FDAnews
www.fdanews.com/articles/97691-genentech-resubmits-sbla-for-avastin-in-breast-cancer

Genentech Resubmits sBLA for Avastin in Breast Cancer

August 27, 2007

Genentech resubmitted a supplemental Biologics License Application (sBLA) to the FDA for Avastin in combination with paclitaxel chemotherapy for patients who have not received chemotherapy for their locally recurrent or metastatic breast cancer, the company announced.

The resubmission is based on the pivotal Phase III trial E2100 and marks the beginning of a six-month review period by the FDA. Genentech received a complete response letter from the FDA in September 2006 requesting additional information from the trial, including an independent, blinded review of patient scans for progression-free survival, the primary endpoint of the trial, the company said.

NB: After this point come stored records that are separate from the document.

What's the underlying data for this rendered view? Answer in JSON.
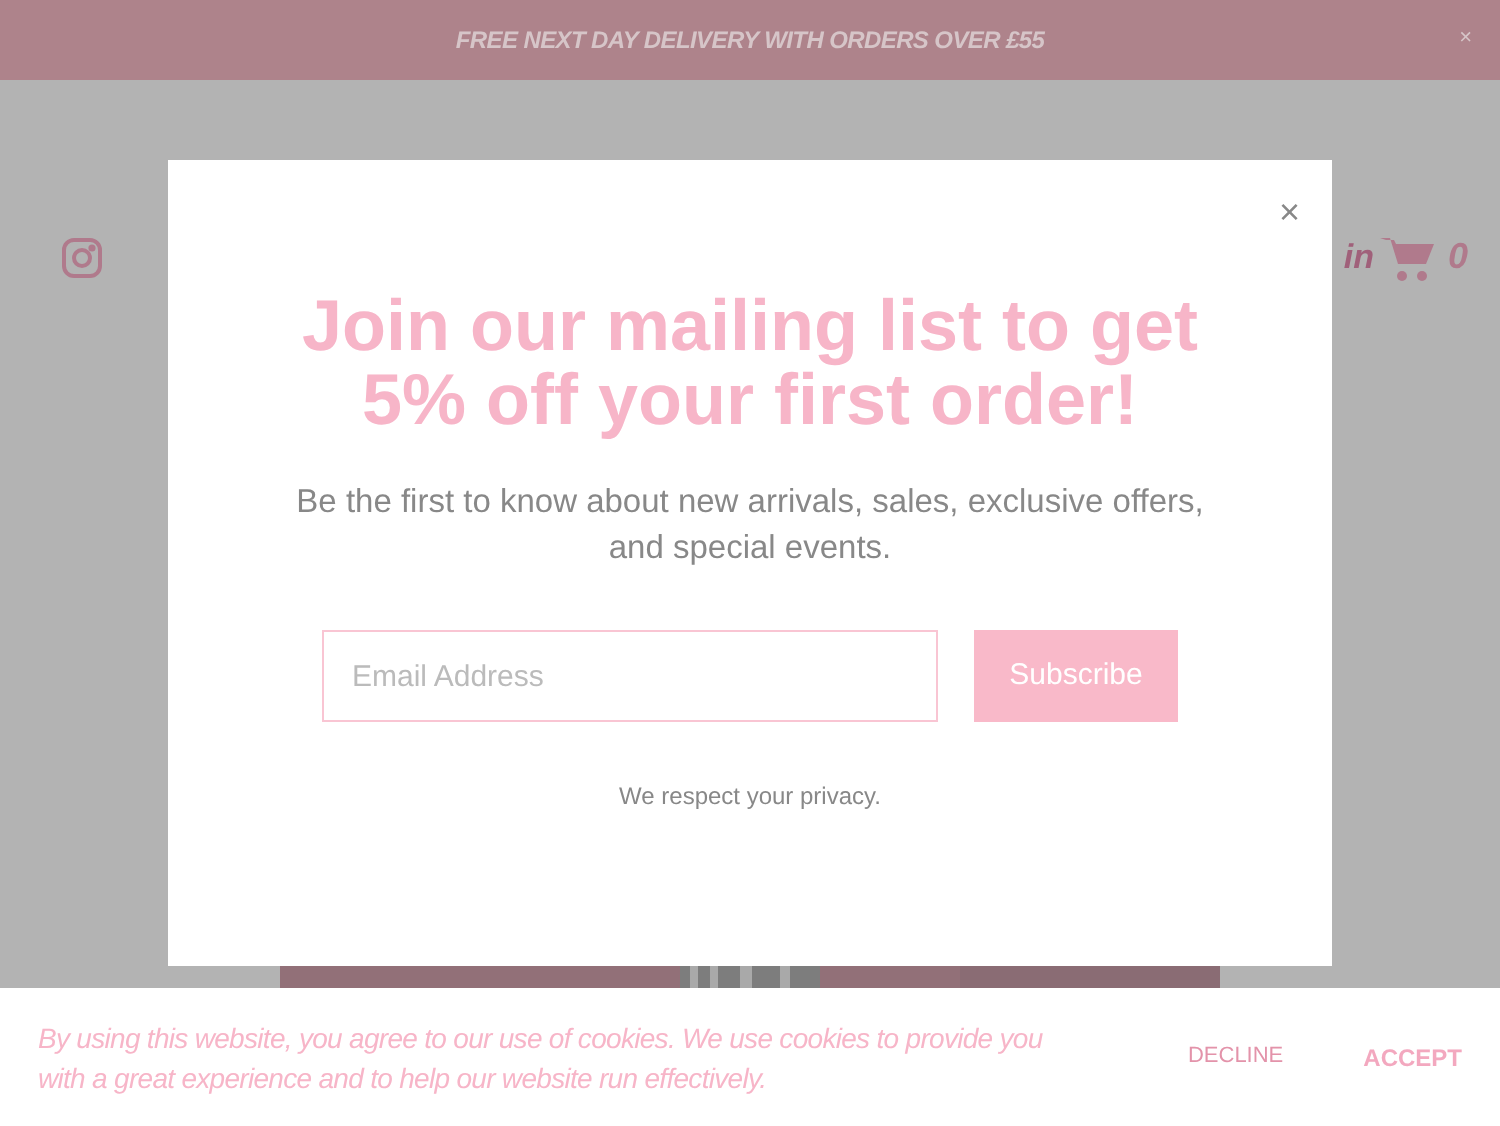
{
  "announcement": {
    "text": "FREE NEXT DAY DELIVERY WITH ORDERS OVER £55",
    "close": "×"
  },
  "header": {
    "account_link": "in",
    "cart_count": "0"
  },
  "popup": {
    "close": "×",
    "title": "Join our mailing list to get 5% off your first order!",
    "subtitle": "Be the first to know about new arrivals, sales, exclusive offers, and special events.",
    "email": {
      "placeholder": "Email Address"
    },
    "button": "Subscribe",
    "privacy": "We respect your privacy."
  },
  "cookie_bar": {
    "text": "By using this website, you agree to our use of cookies. We use cookies to provide you with a great experience and to help our website run effectively.",
    "decline": "DECLINE",
    "accept": "ACCEPT"
  }
}
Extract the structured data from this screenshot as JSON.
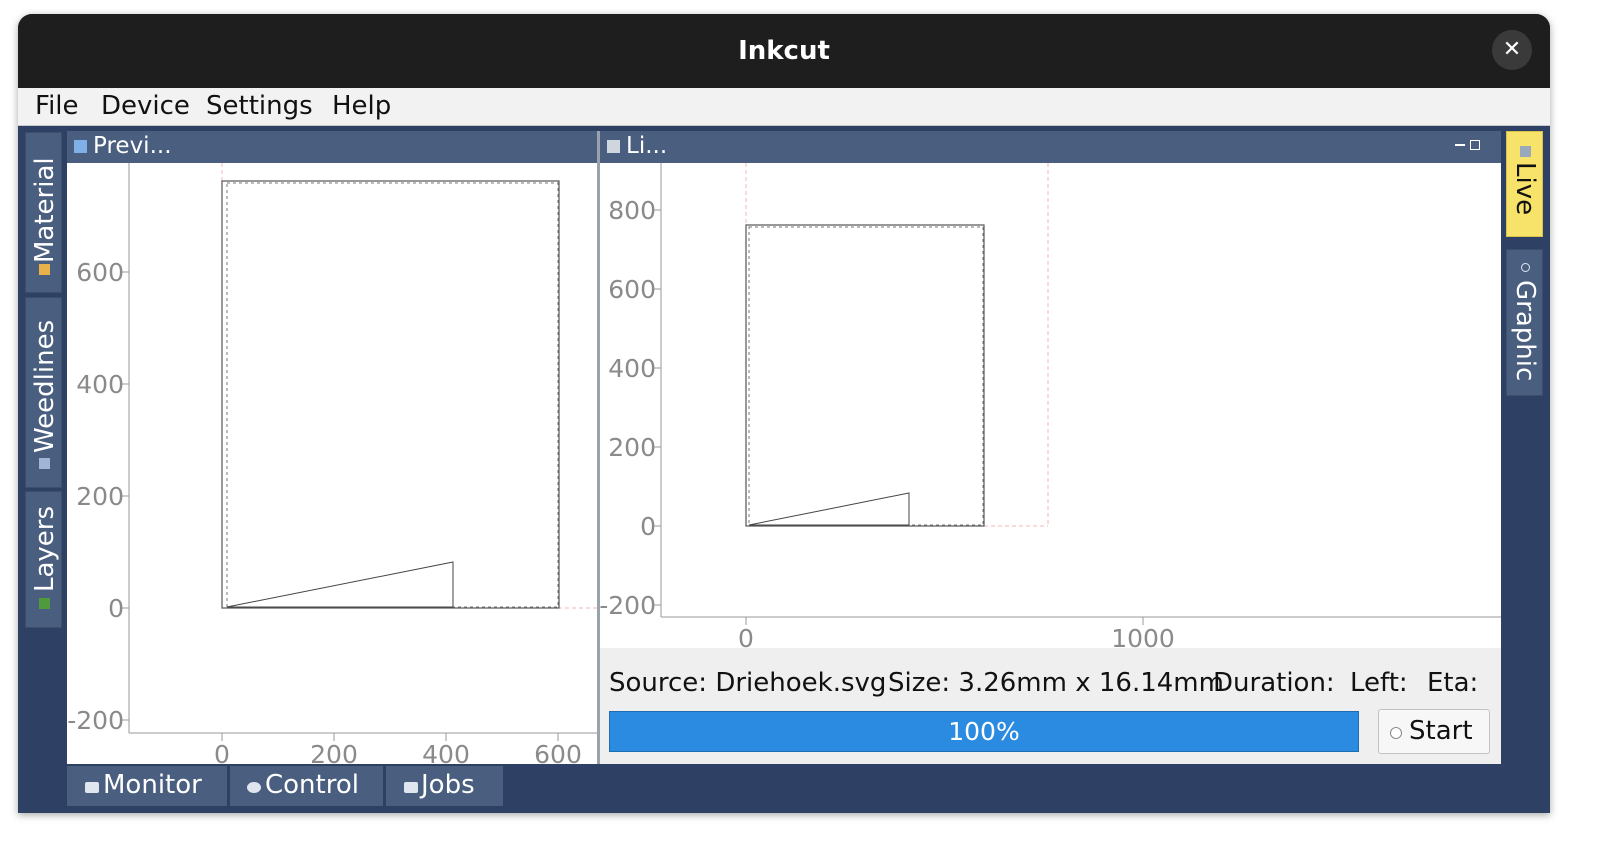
{
  "window": {
    "title": "Inkcut",
    "close_icon": "close-icon"
  },
  "menu": [
    "File",
    "Device",
    "Settings",
    "Help"
  ],
  "left_tabs": [
    "Material",
    "Weedlines",
    "Layers"
  ],
  "right_tabs": [
    "Live",
    "Graphic"
  ],
  "preview_panel": {
    "title": "Previ...",
    "plot": {
      "x_ticks": [
        "0",
        "200",
        "400",
        "600"
      ],
      "y_ticks": [
        "600",
        "400",
        "200",
        "0",
        "-200"
      ],
      "xlim": [
        -165,
        670
      ],
      "ylim": [
        -230,
        790
      ]
    }
  },
  "live_panel": {
    "title": "Li...",
    "plot": {
      "x_ticks": [
        "0",
        "1000"
      ],
      "y_ticks": [
        "800",
        "600",
        "400",
        "200",
        "0",
        "-200"
      ],
      "xlim": [
        -215,
        1920
      ],
      "ylim": [
        -230,
        920
      ]
    }
  },
  "status": {
    "source": "Source: Driehoek.svg",
    "size": "Size: 3.26mm x 16.14mm",
    "duration": "Duration:",
    "left": "Left:",
    "eta": "Eta:"
  },
  "progress": {
    "value": 1.0,
    "label": "100%"
  },
  "start_label": "Start",
  "bottom_tabs": [
    "Monitor",
    "Control",
    "Jobs"
  ],
  "colors": {
    "accent": "#2a8be0",
    "panel": "#2e4063",
    "tab": "#4a5f7f",
    "active_tab": "#f7e36a"
  }
}
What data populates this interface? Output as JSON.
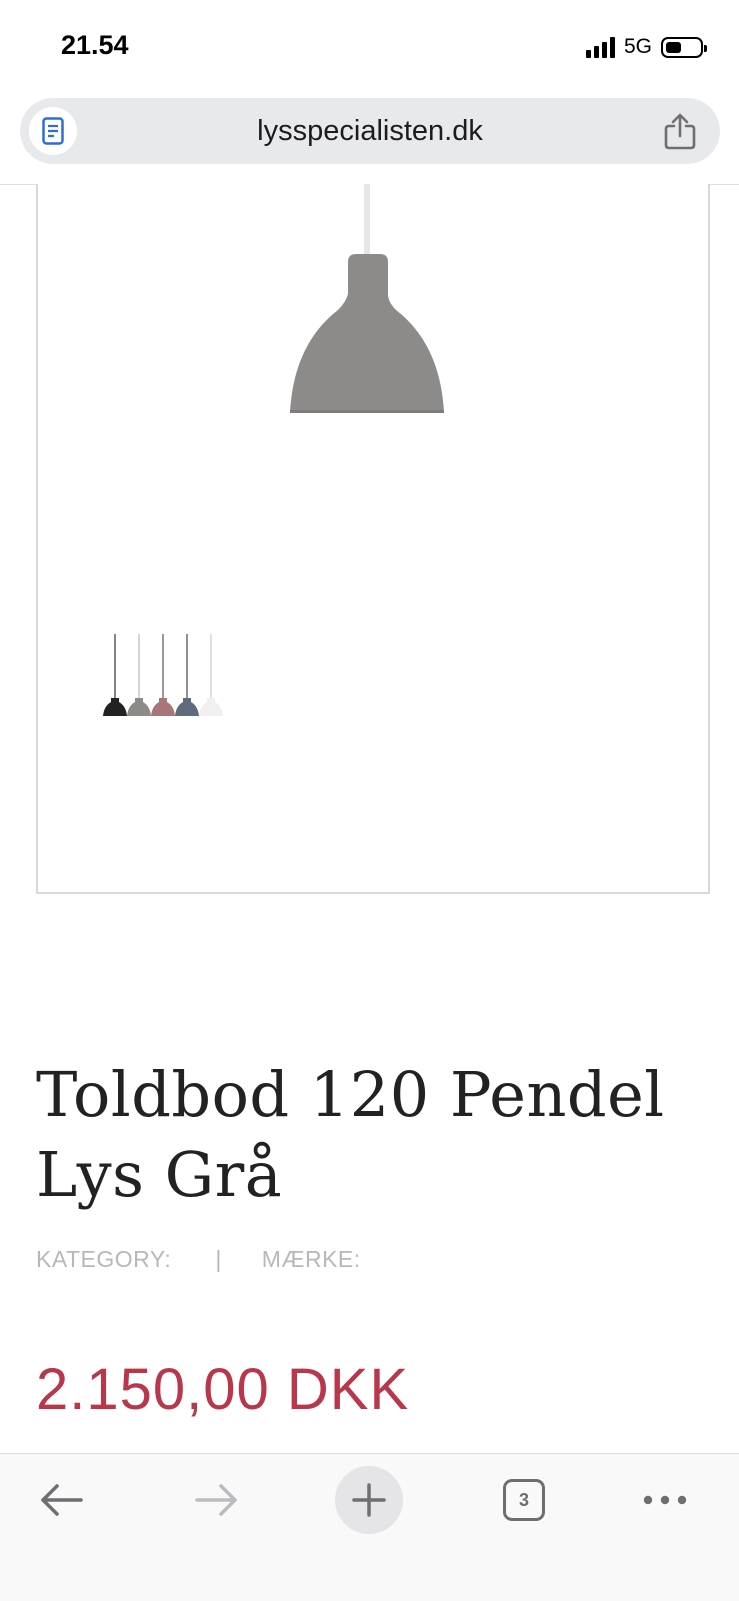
{
  "status_bar": {
    "time": "21.54",
    "network": "5G"
  },
  "browser": {
    "url": "lysspecialisten.dk",
    "reader_icon": "reader-icon",
    "share_icon": "share-icon"
  },
  "product": {
    "title_line1": "Toldbod 120 Pendel",
    "title_line2": "Lys Grå",
    "category_label": "KATEGORY:",
    "separator": "|",
    "brand_label": "MÆRKE:",
    "price": "2.150,00 DKK",
    "price_color": "#b8374a",
    "lamp_color": "#8c8b89",
    "variant_colors": [
      "#222222",
      "#8c8b89",
      "#a8757b",
      "#5f6b7a",
      "#f0f0ee"
    ]
  },
  "toolbar": {
    "back_icon": "arrow-left-icon",
    "forward_icon": "arrow-right-icon",
    "new_tab_icon": "plus-icon",
    "tab_count": "3",
    "more_icon": "more-dots-icon"
  }
}
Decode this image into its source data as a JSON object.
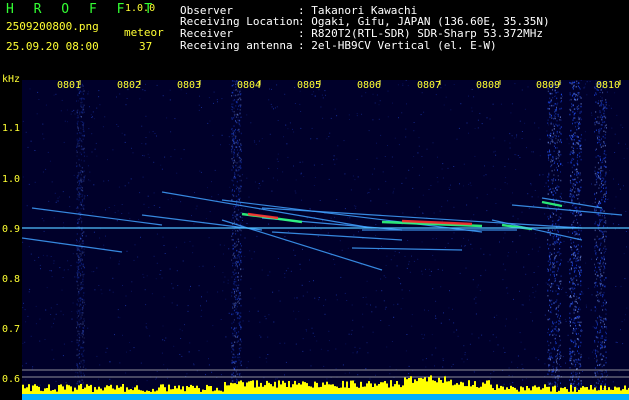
{
  "app": {
    "name": "H R O F F T",
    "version": "1.0.0"
  },
  "file": {
    "name": "2509200800.png",
    "datetime": "25.09.20 08:00"
  },
  "meteor": {
    "label": "meteor",
    "count": "37"
  },
  "station": [
    {
      "key": "Observer",
      "value": ": Takanori Kawachi"
    },
    {
      "key": "Receiving Location",
      "value": ": Ogaki, Gifu, JAPAN (136.60E, 35.35N)"
    },
    {
      "key": "Receiver",
      "value": ": R820T2(RTL-SDR) SDR-Sharp 53.372MHz"
    },
    {
      "key": "Receiving antenna",
      "value": ": 2el-HB9CV Vertical (el. E-W)"
    }
  ],
  "spectrogram": {
    "y_unit": "kHz",
    "y_ticks": [
      "1.1",
      "1.0",
      "0.9",
      "0.8",
      "0.7",
      "0.6"
    ],
    "x_labels": [
      "0801",
      "0802",
      "0803",
      "0804",
      "0805",
      "0806",
      "0807",
      "0808",
      "0809",
      "0810"
    ],
    "colors": {
      "signal_core": "#ff3030",
      "signal_mid": "#30ff80",
      "signal_low": "#40a0ff",
      "noise_band": "#2050ff",
      "level_bar": "#ffff00",
      "level_base": "#00b0ff"
    }
  }
}
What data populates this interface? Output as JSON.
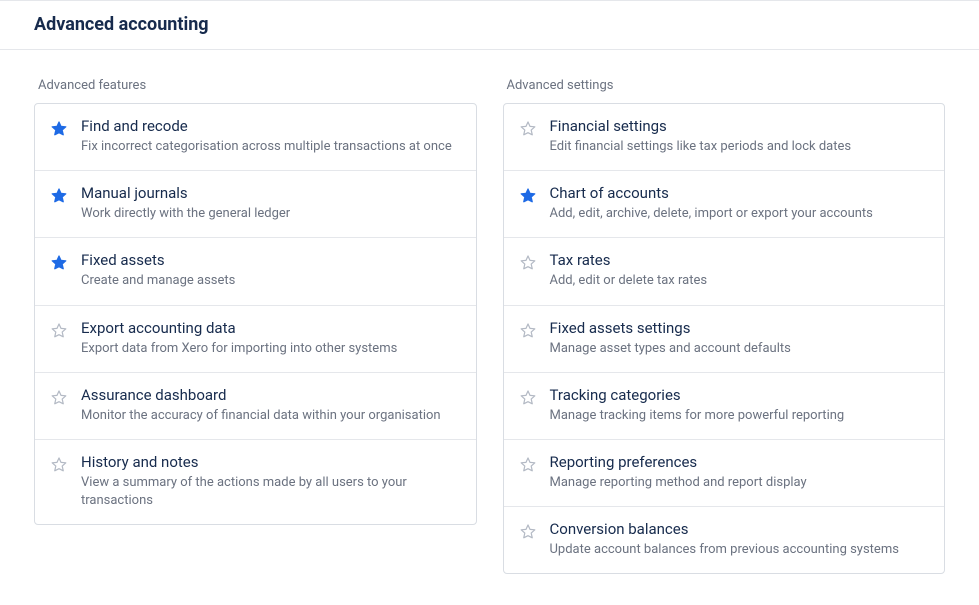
{
  "page_title": "Advanced accounting",
  "sections": {
    "features": {
      "label": "Advanced features",
      "items": [
        {
          "id": "find-and-recode",
          "starred": true,
          "title": "Find and recode",
          "desc": "Fix incorrect categorisation across multiple transactions at once"
        },
        {
          "id": "manual-journals",
          "starred": true,
          "title": "Manual journals",
          "desc": "Work directly with the general ledger"
        },
        {
          "id": "fixed-assets",
          "starred": true,
          "title": "Fixed assets",
          "desc": "Create and manage assets"
        },
        {
          "id": "export-accounting-data",
          "starred": false,
          "title": "Export accounting data",
          "desc": "Export data from Xero for importing into other systems"
        },
        {
          "id": "assurance-dashboard",
          "starred": false,
          "title": "Assurance dashboard",
          "desc": "Monitor the accuracy of financial data within your organisation"
        },
        {
          "id": "history-and-notes",
          "starred": false,
          "title": "History and notes",
          "desc": "View a summary of the actions made by all users to your transactions"
        }
      ]
    },
    "settings": {
      "label": "Advanced settings",
      "items": [
        {
          "id": "financial-settings",
          "starred": false,
          "title": "Financial settings",
          "desc": "Edit financial settings like tax periods and lock dates"
        },
        {
          "id": "chart-of-accounts",
          "starred": true,
          "title": "Chart of accounts",
          "desc": "Add, edit, archive, delete, import or export your accounts"
        },
        {
          "id": "tax-rates",
          "starred": false,
          "title": "Tax rates",
          "desc": "Add, edit or delete tax rates"
        },
        {
          "id": "fixed-assets-settings",
          "starred": false,
          "title": "Fixed assets settings",
          "desc": "Manage asset types and account defaults"
        },
        {
          "id": "tracking-categories",
          "starred": false,
          "title": "Tracking categories",
          "desc": "Manage tracking items for more powerful reporting"
        },
        {
          "id": "reporting-preferences",
          "starred": false,
          "title": "Reporting preferences",
          "desc": "Manage reporting method and report display"
        },
        {
          "id": "conversion-balances",
          "starred": false,
          "title": "Conversion balances",
          "desc": "Update account balances from previous accounting systems"
        }
      ]
    }
  }
}
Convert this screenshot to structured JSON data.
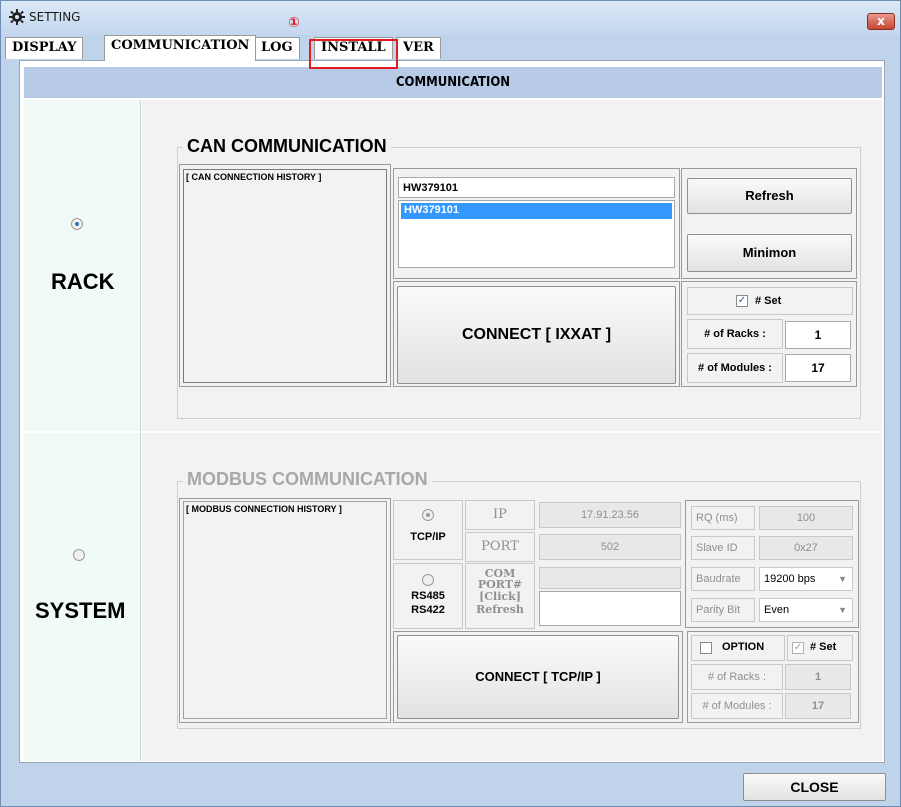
{
  "window": {
    "title": "SETTING",
    "close_symbol": "x"
  },
  "tabs": [
    {
      "label": "DISPLAY"
    },
    {
      "label": "COMMUNICATION"
    },
    {
      "label": "LOG"
    },
    {
      "label": "INSTALL"
    },
    {
      "label": "VER"
    }
  ],
  "annotation": {
    "marker": "①"
  },
  "header": {
    "title": "COMMUNICATION"
  },
  "rack": {
    "label": "RACK",
    "can": {
      "group_title": "CAN COMMUNICATION",
      "history_label": "[ CAN CONNECTION HISTORY ]",
      "device_input_value": "HW379101",
      "device_list": [
        "HW379101"
      ],
      "refresh_label": "Refresh",
      "minimon_label": "Minimon",
      "connect_label": "CONNECT [ IXXAT ]",
      "set_label": "# Set",
      "racks_label": "# of Racks :",
      "racks_value": "1",
      "modules_label": "# of Modules :",
      "modules_value": "17"
    }
  },
  "system": {
    "label": "SYSTEM",
    "modbus": {
      "group_title": "MODBUS COMMUNICATION",
      "history_label": "[ MODBUS CONNECTION HISTORY ]",
      "tcpip_label": "TCP/IP",
      "ip_label": "IP",
      "ip_value": "17.91.23.56",
      "port_label": "PORT",
      "port_value": "502",
      "rs_label_1": "RS485",
      "rs_label_2": "RS422",
      "com_label_1": "COM",
      "com_label_2": "PORT#",
      "com_label_3": "[Click]",
      "com_label_4": "Refresh",
      "rq_label": "RQ (ms)",
      "rq_value": "100",
      "slave_label": "Slave ID",
      "slave_value": "0x27",
      "baud_label": "Baudrate",
      "baud_value": "19200 bps",
      "parity_label": "Parity Bit",
      "parity_value": "Even",
      "option_label": "OPTION",
      "set_label": "# Set",
      "racks_label": "# of Racks :",
      "racks_value": "1",
      "modules_label": "# of Modules :",
      "modules_value": "17",
      "connect_label": "CONNECT [ TCP/IP ]"
    }
  },
  "footer": {
    "close_label": "CLOSE"
  }
}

The results of the independent review are consistent with the magnitude of benefit initially assessed by Eastern Cooperative Oncology Group trial investigators and presented at the 2005 annual meeting of the American Society of Clinical Oncology. Genentech said that no new safety signals emerged outside of those known to be associated with Avastin (bevacizumab).

Avastin is being studied worldwide in more than 300 clinical trials and in more than 20 different tumor types, including for its potential use in adjuvant (therapy given after surgery to help decrease the risk of cancer recurrence) and metastatic colorectal, renal cell (kidney), breast, pancreatic, nonsmall cell lung, prostate and ovarian cancers, according to Genentech.